Wednesday, March 31, 2010

Priests, Queers, and Bridges

Last week, as I stewed in a sticky, stinking, sad hospital bed at St. Vincent's Hospital, a priest appeared and broke through my morphine haze.

"Would you like to receive the sacraments of communion or healing?" the priest asked.

"No honey, I'm gay."

"I can still offer you an anointment for healing."

"No, thanks."

"I will keep your health and recovery in my prayers," he said, pityingly, then checked a box on his clipboard and retreated to the nurses' station.

A few moments later I began to bawl uncontrollably.  Alone, afraid, and abject, to me it seemed the massive weight of history had descended on our simple exchange, fixing in antagonism the words of two otherwise gentle, loving people.  In Greenwich Village, on the isle of Manhattan, in the heart of one of the most sophisticated cities on the planet, could we not overcome a few silly obstacles and get to the seriously important business of human compassion?

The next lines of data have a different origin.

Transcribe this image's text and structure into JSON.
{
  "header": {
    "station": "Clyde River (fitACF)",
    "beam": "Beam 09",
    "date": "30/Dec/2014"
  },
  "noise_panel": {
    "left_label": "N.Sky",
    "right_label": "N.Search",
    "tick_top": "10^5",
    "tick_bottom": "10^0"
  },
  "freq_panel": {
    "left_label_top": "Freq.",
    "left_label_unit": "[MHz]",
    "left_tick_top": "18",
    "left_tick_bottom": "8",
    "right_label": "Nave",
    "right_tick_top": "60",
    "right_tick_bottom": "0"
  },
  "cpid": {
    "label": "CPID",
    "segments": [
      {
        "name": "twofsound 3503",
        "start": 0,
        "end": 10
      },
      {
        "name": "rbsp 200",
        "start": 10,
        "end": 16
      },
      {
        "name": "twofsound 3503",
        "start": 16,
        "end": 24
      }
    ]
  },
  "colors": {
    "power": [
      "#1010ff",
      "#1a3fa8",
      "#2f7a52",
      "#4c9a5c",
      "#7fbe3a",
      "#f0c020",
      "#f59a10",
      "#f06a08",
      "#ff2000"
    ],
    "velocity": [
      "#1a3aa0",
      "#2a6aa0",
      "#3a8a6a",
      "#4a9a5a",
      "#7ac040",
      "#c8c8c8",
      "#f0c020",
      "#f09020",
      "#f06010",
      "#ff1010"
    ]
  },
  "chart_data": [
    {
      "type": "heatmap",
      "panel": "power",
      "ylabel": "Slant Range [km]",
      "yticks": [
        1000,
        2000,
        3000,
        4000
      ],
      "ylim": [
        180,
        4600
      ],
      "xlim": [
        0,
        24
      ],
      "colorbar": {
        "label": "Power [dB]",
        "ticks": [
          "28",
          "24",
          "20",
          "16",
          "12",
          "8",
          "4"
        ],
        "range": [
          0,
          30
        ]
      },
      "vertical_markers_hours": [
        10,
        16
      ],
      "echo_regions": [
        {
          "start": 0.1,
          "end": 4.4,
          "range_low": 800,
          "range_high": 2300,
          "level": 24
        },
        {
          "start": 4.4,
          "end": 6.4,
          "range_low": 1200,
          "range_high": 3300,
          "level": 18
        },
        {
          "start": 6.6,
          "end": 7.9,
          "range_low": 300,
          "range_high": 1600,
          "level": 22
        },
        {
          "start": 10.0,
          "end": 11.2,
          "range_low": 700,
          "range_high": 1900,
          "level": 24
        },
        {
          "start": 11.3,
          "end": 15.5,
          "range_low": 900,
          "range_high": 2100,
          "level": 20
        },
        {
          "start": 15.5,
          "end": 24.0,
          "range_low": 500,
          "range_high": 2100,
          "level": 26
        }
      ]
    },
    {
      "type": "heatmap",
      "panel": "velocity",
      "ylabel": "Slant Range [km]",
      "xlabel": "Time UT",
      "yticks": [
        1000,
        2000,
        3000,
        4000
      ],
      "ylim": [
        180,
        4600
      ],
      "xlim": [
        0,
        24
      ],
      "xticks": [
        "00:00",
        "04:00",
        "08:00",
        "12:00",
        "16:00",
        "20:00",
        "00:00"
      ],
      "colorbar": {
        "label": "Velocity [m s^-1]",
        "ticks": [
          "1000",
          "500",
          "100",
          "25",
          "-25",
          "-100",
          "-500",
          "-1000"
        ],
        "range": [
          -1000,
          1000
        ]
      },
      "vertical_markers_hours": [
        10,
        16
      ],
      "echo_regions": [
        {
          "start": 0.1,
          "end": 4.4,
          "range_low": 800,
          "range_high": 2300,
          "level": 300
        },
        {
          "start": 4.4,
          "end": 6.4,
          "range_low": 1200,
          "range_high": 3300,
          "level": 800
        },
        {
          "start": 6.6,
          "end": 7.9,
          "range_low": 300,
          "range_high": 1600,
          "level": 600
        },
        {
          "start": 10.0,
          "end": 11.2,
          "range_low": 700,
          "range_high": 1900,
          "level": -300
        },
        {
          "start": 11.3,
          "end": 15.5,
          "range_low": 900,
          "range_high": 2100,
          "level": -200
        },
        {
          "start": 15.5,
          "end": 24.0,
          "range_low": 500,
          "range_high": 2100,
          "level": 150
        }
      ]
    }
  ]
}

Of course I'm melodramatic.  The priest probably deals with a variety of more hostile responses, every day.  No doubt he has also held and comforted any number of queer people at the hospital.  My hospital stay, while terrible in many ways, was not a brush with death.  The titans of modern sexual philosophy did not clash in that little beige room on the 15th floor.

Yet I suspect that the devil is in the details, in the quiet moments when people are just living their lives and doing their jobs.  I doubt the priest has any problem at all with queers--in fact he may well be one--and I imagine he felt called to the priesthood at least in part because he enjoys helping others.  I certainly have no problem with taking comfort in centuries-old religious rituals, regardless of my otherwise agnostic views.

Getting ready for work this morning, I listened to another story on NPR about the embattled Pope and the ever-inflating Roman Catholic child molestation scandals.  Without minimizing the suffering of the abuse victims, I must say that I tire of the church bashing.  The perpetrators of such crimes and the willing accomplices who protected the guilty should be brought to justice.  Then, I sincerely hope, the Catholic church--and all churches--can turn their energy toward finding a way to bridge the everyday gap between those who want to help and those who need it, regardless of where our hearts find love.

We are so much more alike than different.